Bitcoin (BTC) prices have fallen about 25% from last month's record high, but analysts say this is a short-term correction rather than a shift to a long-term bear market.
On the 17th (local time), according to The Block, research and brokerage firm Bernstein said in a report that the recent Bitcoin sell-off is a short-term correction driven by concerns about four-year cycle peaks. The report explained that investors' preemptive profit-taking, mindful of the fourth-quarter peak patterns seen in 2013, 2017, and 2021, is a major factor behind this correction.
It also assessed that this decline is a "gradual correction phase" rather than a structural bear market like the 60~70% crashes seen in previous cycles. The rationale is that roughly 340,000 BTC sold by holders who had held for more than a year over the past six months has been largely absorbed by ETF and corporate buy-side demand.

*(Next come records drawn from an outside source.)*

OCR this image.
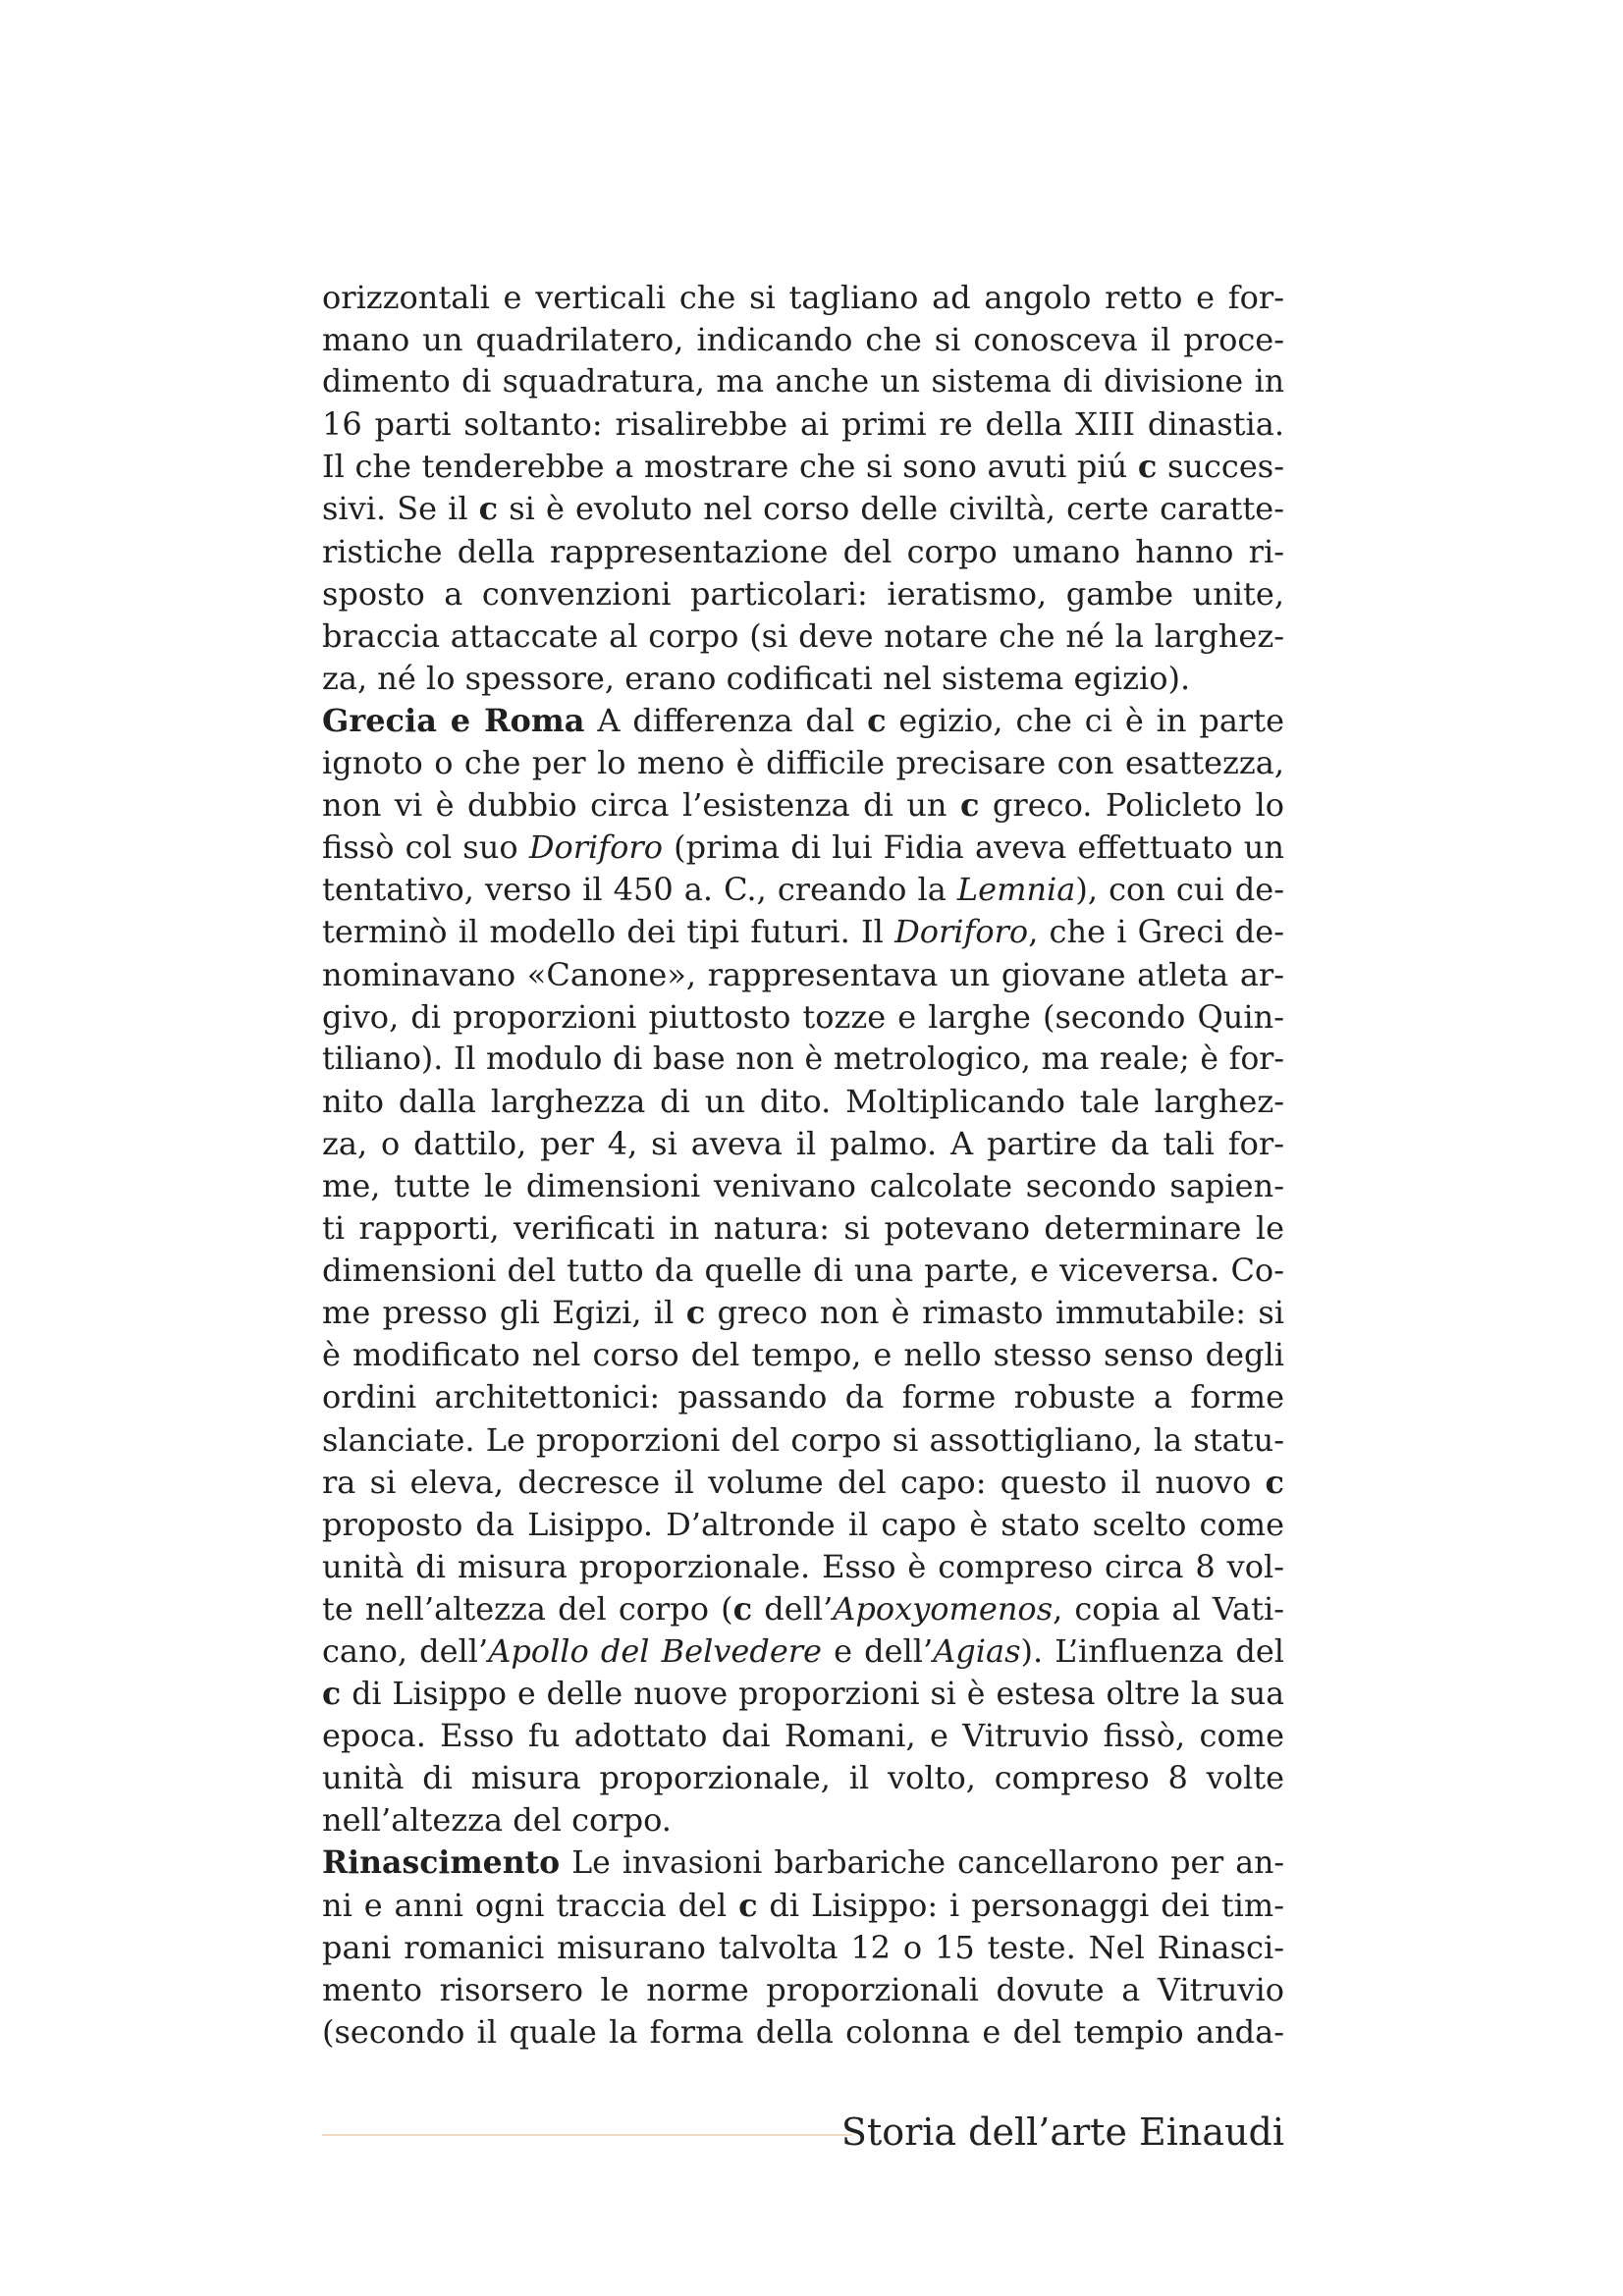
orizzontali e verticali che si tagliano ad angolo retto e for-
mano un quadrilatero, indicando che si conosceva il proce-
dimento di squadratura, ma anche un sistema di divisione in
16 parti soltanto: risalirebbe ai primi re della XIII dinastia.
Il che tenderebbe a mostrare che si sono avuti piú c succes-
sivi. Se il c si è evoluto nel corso delle civiltà, certe caratte-
ristiche della rappresentazione del corpo umano hanno ri-
sposto a convenzioni particolari: ieratismo, gambe unite,
braccia attaccate al corpo (si deve notare che né la larghez-
za, né lo spessore, erano codificati nel sistema egizio).
Grecia e Roma A differenza dal c egizio, che ci è in parte
ignoto o che per lo meno è difficile precisare con esattezza,
non vi è dubbio circa l’esistenza di un c greco. Policleto lo
fissò col suo Doriforo (prima di lui Fidia aveva effettuato un
tentativo, verso il 450 a. C., creando la Lemnia), con cui de-
terminò il modello dei tipi futuri. Il Doriforo, che i Greci de-
nominavano «Canone», rappresentava un giovane atleta ar-
givo, di proporzioni piuttosto tozze e larghe (secondo Quin-
tiliano). Il modulo di base non è metrologico, ma reale; è for-
nito dalla larghezza di un dito. Moltiplicando tale larghez-
za, o dattilo, per 4, si aveva il palmo. A partire da tali for-
me, tutte le dimensioni venivano calcolate secondo sapien-
ti rapporti, verificati in natura: si potevano determinare le
dimensioni del tutto da quelle di una parte, e viceversa. Co-
me presso gli Egizi, il c greco non è rimasto immutabile: si
è modificato nel corso del tempo, e nello stesso senso degli
ordini architettonici: passando da forme robuste a forme
slanciate. Le proporzioni del corpo si assottigliano, la statu-
ra si eleva, decresce il volume del capo: questo il nuovo c
proposto da Lisippo. D’altronde il capo è stato scelto come
unità di misura proporzionale. Esso è compreso circa 8 vol-
te nell’altezza del corpo (c dell’Apoxyomenos, copia al Vati-
cano, dell’Apollo del Belvedere e dell’Agias). L’influenza del
c di Lisippo e delle nuove proporzioni si è estesa oltre la sua
epoca. Esso fu adottato dai Romani, e Vitruvio fissò, come
unità di misura proporzionale, il volto, compreso 8 volte
nell’altezza del corpo.
Rinascimento Le invasioni barbariche cancellarono per an-
ni e anni ogni traccia del c di Lisippo: i personaggi dei tim-
pani romanici misurano talvolta 12 o 15 teste. Nel Rinasci-
mento risorsero le norme proporzionali dovute a Vitruvio
(secondo il quale la forma della colonna e del tempio anda-
Storia dell’arte Einaudi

The report also drew a line under the possibility of Strategy selling Bitcoin, which had been raised by some market participants. It explained that Strategy holds about $61 billion worth of BTC, has about $8 billion in liabilities, carries low leverage burden, and maintains its ability to raise capital. The report assessed that Strategy may continue to add purchases even during the adjustment phase.
Bernstein analyzed that structural bullish factors remain valid, including the U.S. government's pro-digital-asset stance, the prospect of the Clarity bill passing this year or in early 2026, and a rate-cutting cycle. Strong third-quarter results from major publicly listed crypto firms such as Coinbase, Robinhood, Figure, and Circle were also interpreted as part of increased institutional participation.
The report emphasized that the current market situation "does not appear to be a cycle peak phase," and noted the possibility that Bitcoin could re-form a bottom in the low $80,000 range it reached after the U.S. presidential election. It added that this correction "could provide buying opportunities for crypto assets and related stocks."